I agree that park developments, including park visitor centers, should be the minimum necessary to facilitate a park visit. They should not become the event in and of themselves. I agree that the Arches NP VC is a bit too much. Certainly the NPS could have done better.

On the other hand, the VC's at the Needles section of Canyonlands National Park and at Natural Bridges and at Hovenweep National Monuments were the right size and outstanding. I even found law enforcement rangers assisting at the information desk and enjoying themselves as they fielded a variety of visitor questions.

Sincerely,

Owen Hoffman
Oak Ridge, TN 37830


Raise more money for the NPS, by having a two-tiered pricing structure. American citizens and legal residents pay a reduced price. Foreign tourists pay more. This is done in the EU. EU passport carrying people get in at reduced prices or free at certain museums and sites. This would raise more money for the parks without squeezing taxpayers anymore.

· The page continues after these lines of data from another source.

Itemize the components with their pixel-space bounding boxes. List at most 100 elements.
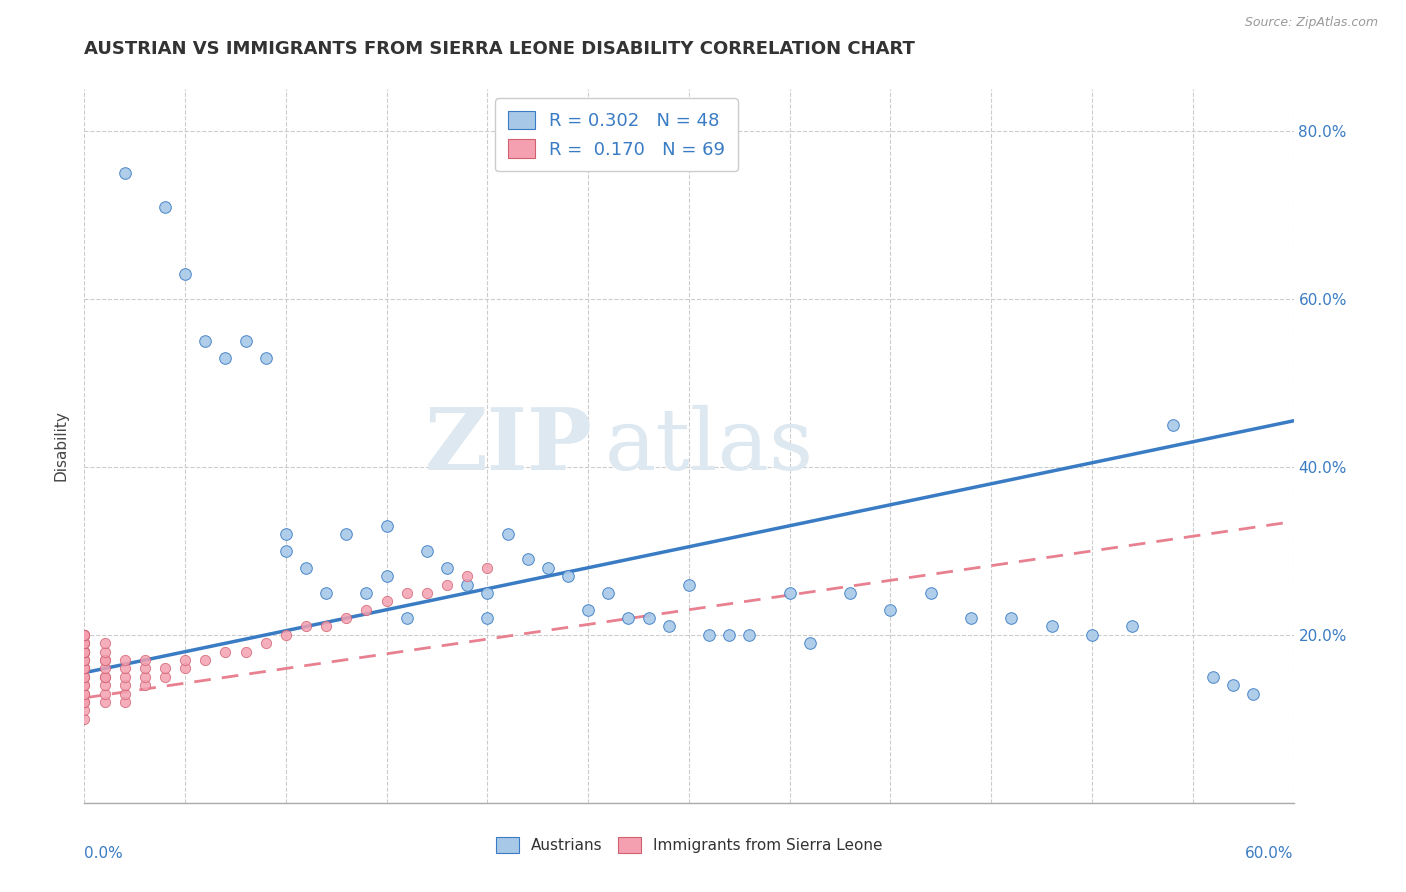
Point <box>93 653 115 667</box>
Point <box>114 661 136 675</box>
Point <box>375 518 398 533</box>
Point <box>1040 619 1063 633</box>
Point <box>73 661 96 675</box>
Point <box>436 560 458 574</box>
Point <box>73 628 96 642</box>
Point <box>658 619 681 633</box>
Point <box>73 678 96 692</box>
Point <box>73 628 96 642</box>
Point <box>537 560 560 574</box>
Point <box>477 611 499 625</box>
Point <box>214 351 236 365</box>
Point <box>114 687 136 701</box>
Point <box>375 594 398 608</box>
Point <box>73 695 96 709</box>
Point <box>93 661 115 675</box>
Point <box>134 661 156 675</box>
Point <box>678 577 700 591</box>
Point <box>73 653 96 667</box>
Point <box>114 166 136 180</box>
Point <box>254 636 277 650</box>
Point <box>114 670 136 684</box>
Point <box>395 611 418 625</box>
Point <box>315 586 337 600</box>
Point <box>496 527 519 541</box>
Point <box>73 653 96 667</box>
Point <box>153 670 176 684</box>
Point <box>174 661 197 675</box>
Text: atlas: atlas <box>605 404 814 488</box>
Y-axis label: Disability: Disability <box>53 410 69 482</box>
Point <box>73 661 96 675</box>
Point <box>960 611 983 625</box>
Point <box>73 670 96 684</box>
Point <box>73 687 96 701</box>
Point <box>779 586 801 600</box>
Point <box>477 560 499 574</box>
Point <box>598 586 620 600</box>
Point <box>295 619 318 633</box>
Point <box>93 670 115 684</box>
Point <box>1222 678 1244 692</box>
Point <box>576 603 599 617</box>
Point <box>93 695 115 709</box>
Point <box>73 661 96 675</box>
Point <box>274 544 297 558</box>
Legend: Austrians, Immigrants from Sierra Leone: Austrians, Immigrants from Sierra Leone <box>489 831 889 859</box>
Point <box>456 569 478 583</box>
Text: 60.0%: 60.0% <box>1246 846 1294 861</box>
Point <box>315 619 337 633</box>
Text: ZIP: ZIP <box>425 404 592 488</box>
Point <box>697 628 720 642</box>
Point <box>153 200 176 214</box>
Point <box>73 645 96 659</box>
Point <box>73 670 96 684</box>
Point <box>73 703 96 717</box>
Point <box>134 678 156 692</box>
Point <box>879 603 901 617</box>
Point <box>73 645 96 659</box>
Point <box>153 661 176 675</box>
Point <box>93 645 115 659</box>
Point <box>1121 619 1143 633</box>
Point <box>295 560 318 574</box>
Point <box>1161 417 1184 432</box>
Point <box>375 569 398 583</box>
Text: AUSTRIAN VS IMMIGRANTS FROM SIERRA LEONE DISABILITY CORRELATION CHART: AUSTRIAN VS IMMIGRANTS FROM SIERRA LEONE… <box>84 40 915 58</box>
Point <box>637 611 659 625</box>
Point <box>174 267 197 281</box>
Text: 0.0%: 0.0% <box>84 846 124 861</box>
Point <box>436 577 458 591</box>
Point <box>235 645 257 659</box>
Point <box>73 636 96 650</box>
Point <box>93 636 115 650</box>
Point <box>617 611 640 625</box>
Point <box>73 628 96 642</box>
Point <box>456 577 478 591</box>
Point <box>356 603 378 617</box>
Point <box>395 586 418 600</box>
Point <box>73 636 96 650</box>
Point <box>134 653 156 667</box>
Point <box>73 628 96 642</box>
Point <box>73 678 96 692</box>
Point <box>416 586 439 600</box>
Point <box>73 645 96 659</box>
Point <box>516 552 538 566</box>
Point <box>718 628 741 642</box>
Text: Source: ZipAtlas.com: Source: ZipAtlas.com <box>1244 16 1378 29</box>
Point <box>73 653 96 667</box>
Point <box>920 586 942 600</box>
Point <box>73 661 96 675</box>
Point <box>174 653 197 667</box>
Point <box>335 611 357 625</box>
Point <box>93 653 115 667</box>
Point <box>73 645 96 659</box>
Point <box>73 645 96 659</box>
Point <box>557 569 579 583</box>
Point <box>416 544 439 558</box>
Point <box>134 670 156 684</box>
Point <box>839 586 862 600</box>
Point <box>194 653 217 667</box>
Point <box>93 687 115 701</box>
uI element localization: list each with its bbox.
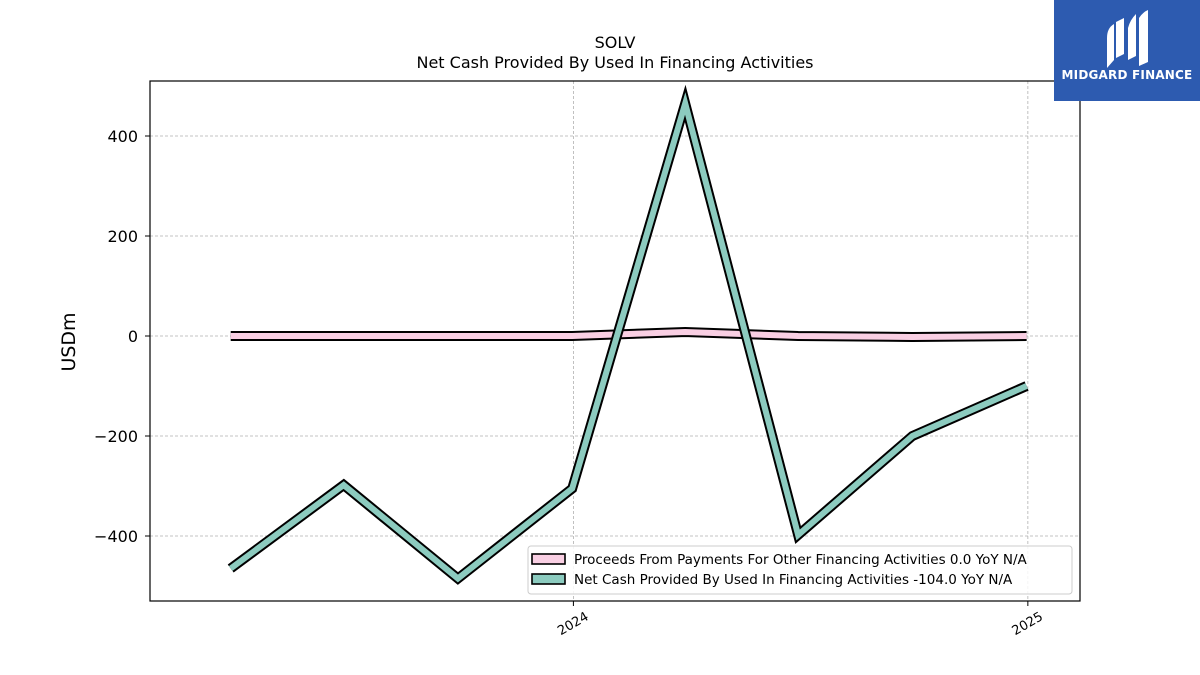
x-tick-label: 2024 [555, 609, 591, 639]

It seems very doubtful that career Park personnel welcomed the new proliferating fee-systems. They did not envision themselves becoming nickel & dime collectors from an irate public. It is harshly dissonant to their self-image, to be rooting & grubbing from an often resentful & doubtful public, to support the Park budget.

Most of the basic citizenry holds that these are our Parks, supported on the public purse, and that fee-systems are a manipulation. To what purpose this irritation of both the Park folks & the public is aimed, is the key question.

That bureaucrats (Park personnel) become comfortable & territorial is a perennial problem for modern civilizations. That Park people have taken on very strong political positions - and even active agendas - aggravates their relationship with Congress, which isn't remotely as green & liberal-preservationist as tenured Park officialdom.

I will speculate, that the idea to have the Parks support themselves through user fees, is a convenient ruse aimed to achieve goals which Congress could not expose to the light of day without a backlash.

Although the public is largely conditioned to accept the situation as natural, it is by no means necessary that Park folks be activists for the Green movement. Essentially, the public tax dollar goes to support a large body of professionals all across the nation, who prefer policies & positions which reflect a minority Liberal-Environmental agenda. Neither Congress nor the public have a makeup or orientation that is reflected in the positions & attitudes of Park professionals.

We in effect subsidize the Sierra Club et al, in the form of the Park payroll.

It seems feasible that these mismatched viewpoints and political adversities have prompted Congress to embark on a cloaked campaign to 'shake up' the Park Service. Fees may be a device to that end.


Frank,

The soap issue has come up in this park as well. Our Chief of Mantainence has said that it is because the bathouses are not public restrooms (unlike the VC restrooms) since you have to pay to use them, and thus, are not subject to the same rules/ideas/standards that public RRs are. The Super is looking into it, though.